When a Foundation Partners with an Industry Leader
Berger Paints Bangladesh is not simply a paint company — it is one of the country’s most recognisable consumer brands, a major employer, and a company that has invested in building a structured sales and distribution network reaching across urban and rural Bangladesh. When the IGMIS Foundation arranged a free training session in collaboration with Berger, it brought its youth participants into contact with exactly the kind of professional environment they would need to understand in order to build successful careers in consumer goods, sales, and brand management.
The Training Content and Its Value
Training sessions run in partnership with established corporates like Berger typically cover a range of practically grounded topics: understanding how national brands structure their sales and distribution operations, how to navigate the relationship between a product supplier and a retail network, how to present products professionally to trade customers, and how to develop the interpersonal and communication skills that distinguish a good sales professional from an average one.

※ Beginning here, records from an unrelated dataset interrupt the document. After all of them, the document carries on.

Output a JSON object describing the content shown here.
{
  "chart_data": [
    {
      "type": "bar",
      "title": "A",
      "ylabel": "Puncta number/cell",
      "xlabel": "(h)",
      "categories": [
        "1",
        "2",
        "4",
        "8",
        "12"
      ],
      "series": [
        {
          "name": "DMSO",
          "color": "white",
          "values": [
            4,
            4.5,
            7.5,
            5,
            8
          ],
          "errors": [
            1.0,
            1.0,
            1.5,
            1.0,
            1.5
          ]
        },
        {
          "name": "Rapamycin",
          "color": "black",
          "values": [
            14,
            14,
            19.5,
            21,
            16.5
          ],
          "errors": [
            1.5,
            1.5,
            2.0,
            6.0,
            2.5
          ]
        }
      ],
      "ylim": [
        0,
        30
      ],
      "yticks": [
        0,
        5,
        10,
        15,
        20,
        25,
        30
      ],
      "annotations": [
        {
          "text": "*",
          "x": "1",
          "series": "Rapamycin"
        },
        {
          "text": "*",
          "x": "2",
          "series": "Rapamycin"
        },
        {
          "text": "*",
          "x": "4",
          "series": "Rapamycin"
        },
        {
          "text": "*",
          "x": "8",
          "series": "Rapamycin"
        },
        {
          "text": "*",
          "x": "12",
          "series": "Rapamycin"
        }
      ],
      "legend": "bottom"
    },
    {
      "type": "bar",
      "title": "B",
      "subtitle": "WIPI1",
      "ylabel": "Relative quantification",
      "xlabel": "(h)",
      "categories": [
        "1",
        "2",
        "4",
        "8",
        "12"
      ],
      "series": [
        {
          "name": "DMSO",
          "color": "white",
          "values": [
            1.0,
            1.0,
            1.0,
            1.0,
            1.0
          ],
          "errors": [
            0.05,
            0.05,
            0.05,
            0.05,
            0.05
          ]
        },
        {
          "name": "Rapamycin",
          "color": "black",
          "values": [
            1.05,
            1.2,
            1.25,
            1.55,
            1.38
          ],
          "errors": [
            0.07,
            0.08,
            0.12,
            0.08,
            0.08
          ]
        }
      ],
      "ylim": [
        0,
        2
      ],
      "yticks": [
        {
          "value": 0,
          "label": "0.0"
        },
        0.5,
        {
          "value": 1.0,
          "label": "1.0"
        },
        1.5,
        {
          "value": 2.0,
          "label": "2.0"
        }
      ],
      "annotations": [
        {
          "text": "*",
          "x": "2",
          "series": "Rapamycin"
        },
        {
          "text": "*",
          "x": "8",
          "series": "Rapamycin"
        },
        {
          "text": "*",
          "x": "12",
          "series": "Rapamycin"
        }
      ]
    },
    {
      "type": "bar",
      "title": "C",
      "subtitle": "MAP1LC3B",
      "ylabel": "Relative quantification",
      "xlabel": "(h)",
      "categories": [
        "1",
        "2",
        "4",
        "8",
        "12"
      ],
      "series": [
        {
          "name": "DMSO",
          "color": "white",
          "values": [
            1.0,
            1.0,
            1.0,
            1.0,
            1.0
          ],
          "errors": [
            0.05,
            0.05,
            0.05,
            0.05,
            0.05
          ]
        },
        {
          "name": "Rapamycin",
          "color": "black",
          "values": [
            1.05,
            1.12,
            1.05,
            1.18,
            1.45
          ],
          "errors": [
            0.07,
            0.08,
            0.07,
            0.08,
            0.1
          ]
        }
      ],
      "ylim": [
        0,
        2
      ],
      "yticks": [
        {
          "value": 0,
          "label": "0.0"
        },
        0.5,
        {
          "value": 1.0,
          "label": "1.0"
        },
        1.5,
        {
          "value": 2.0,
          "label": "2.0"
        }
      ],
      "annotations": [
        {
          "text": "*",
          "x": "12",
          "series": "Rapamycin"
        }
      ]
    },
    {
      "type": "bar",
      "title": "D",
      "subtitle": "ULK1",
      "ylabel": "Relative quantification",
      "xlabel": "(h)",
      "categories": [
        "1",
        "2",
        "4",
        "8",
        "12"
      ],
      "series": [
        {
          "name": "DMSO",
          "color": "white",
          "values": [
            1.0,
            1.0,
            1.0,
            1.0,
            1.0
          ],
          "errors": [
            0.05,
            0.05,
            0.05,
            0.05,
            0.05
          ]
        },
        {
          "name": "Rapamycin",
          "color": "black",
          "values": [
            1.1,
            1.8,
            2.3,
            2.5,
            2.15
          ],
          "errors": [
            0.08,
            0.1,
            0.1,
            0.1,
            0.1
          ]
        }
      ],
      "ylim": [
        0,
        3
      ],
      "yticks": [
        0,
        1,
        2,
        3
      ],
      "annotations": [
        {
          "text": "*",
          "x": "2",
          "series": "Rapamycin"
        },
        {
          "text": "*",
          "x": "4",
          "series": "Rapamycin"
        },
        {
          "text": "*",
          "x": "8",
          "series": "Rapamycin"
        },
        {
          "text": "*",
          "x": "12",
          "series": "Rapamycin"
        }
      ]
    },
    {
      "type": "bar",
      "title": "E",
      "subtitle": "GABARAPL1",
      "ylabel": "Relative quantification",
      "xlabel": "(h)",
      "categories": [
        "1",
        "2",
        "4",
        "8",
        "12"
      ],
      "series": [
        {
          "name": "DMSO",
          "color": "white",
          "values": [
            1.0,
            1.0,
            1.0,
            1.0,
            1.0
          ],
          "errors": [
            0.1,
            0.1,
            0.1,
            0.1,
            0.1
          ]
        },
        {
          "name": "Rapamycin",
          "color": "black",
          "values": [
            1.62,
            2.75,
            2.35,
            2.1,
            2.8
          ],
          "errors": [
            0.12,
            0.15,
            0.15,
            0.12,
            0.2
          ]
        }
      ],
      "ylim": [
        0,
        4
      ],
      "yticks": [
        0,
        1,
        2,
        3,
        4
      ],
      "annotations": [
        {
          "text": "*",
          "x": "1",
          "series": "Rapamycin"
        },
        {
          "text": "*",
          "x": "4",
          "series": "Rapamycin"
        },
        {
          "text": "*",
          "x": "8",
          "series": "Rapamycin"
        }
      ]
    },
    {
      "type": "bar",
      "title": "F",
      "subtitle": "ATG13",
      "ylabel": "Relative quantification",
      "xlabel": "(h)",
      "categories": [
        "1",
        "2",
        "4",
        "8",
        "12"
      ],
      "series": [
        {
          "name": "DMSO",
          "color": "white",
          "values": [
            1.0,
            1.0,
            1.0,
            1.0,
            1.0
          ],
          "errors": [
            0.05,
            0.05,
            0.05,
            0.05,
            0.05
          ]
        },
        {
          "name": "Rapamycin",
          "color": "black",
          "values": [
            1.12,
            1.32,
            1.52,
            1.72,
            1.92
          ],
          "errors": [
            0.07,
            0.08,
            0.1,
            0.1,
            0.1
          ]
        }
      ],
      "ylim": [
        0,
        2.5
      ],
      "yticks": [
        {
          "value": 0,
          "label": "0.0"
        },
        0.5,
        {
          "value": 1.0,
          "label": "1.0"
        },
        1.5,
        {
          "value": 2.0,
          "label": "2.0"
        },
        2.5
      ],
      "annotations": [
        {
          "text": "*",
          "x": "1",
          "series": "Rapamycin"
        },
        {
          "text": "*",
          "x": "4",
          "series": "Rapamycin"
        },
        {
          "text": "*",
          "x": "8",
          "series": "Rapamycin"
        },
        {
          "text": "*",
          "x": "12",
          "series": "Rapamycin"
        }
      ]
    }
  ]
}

For young people who have never worked in a corporate environment — and for many IGMIS Foundation beneficiaries, this is their first structured exposure to one — these are not abstract lessons. They are practical tools.
The IGMIS Model: Partnerships That Open Doors
The Berger collaboration exemplifies the IGMIS Foundation’s broader strategy for youth training: rather than trying to replicate what corporations already do well on their own, the Foundation acts as a convener and bridge-builder. It identifies young people who lack access to professional networks, and it creates structured occasions for those young people to interact with institutions that can give them a clear sense of what working life looks and feels like.
A young person who completes a Berger training session at the IGMIS Foundation has something tangible to put on a CV — and, more importantly, they have a clearer picture of the career landscape they are trying to enter. In a country where, as the ILO has noted, the mismatch between academic training and market skills is a central driver of youth unemployment, this kind of bridging work is invaluable.
The fact that the session is free removes the final barrier. No participant has to weigh the cost of attendance against food or transport. The Foundation absorbs that cost so the participant can focus entirely on learning.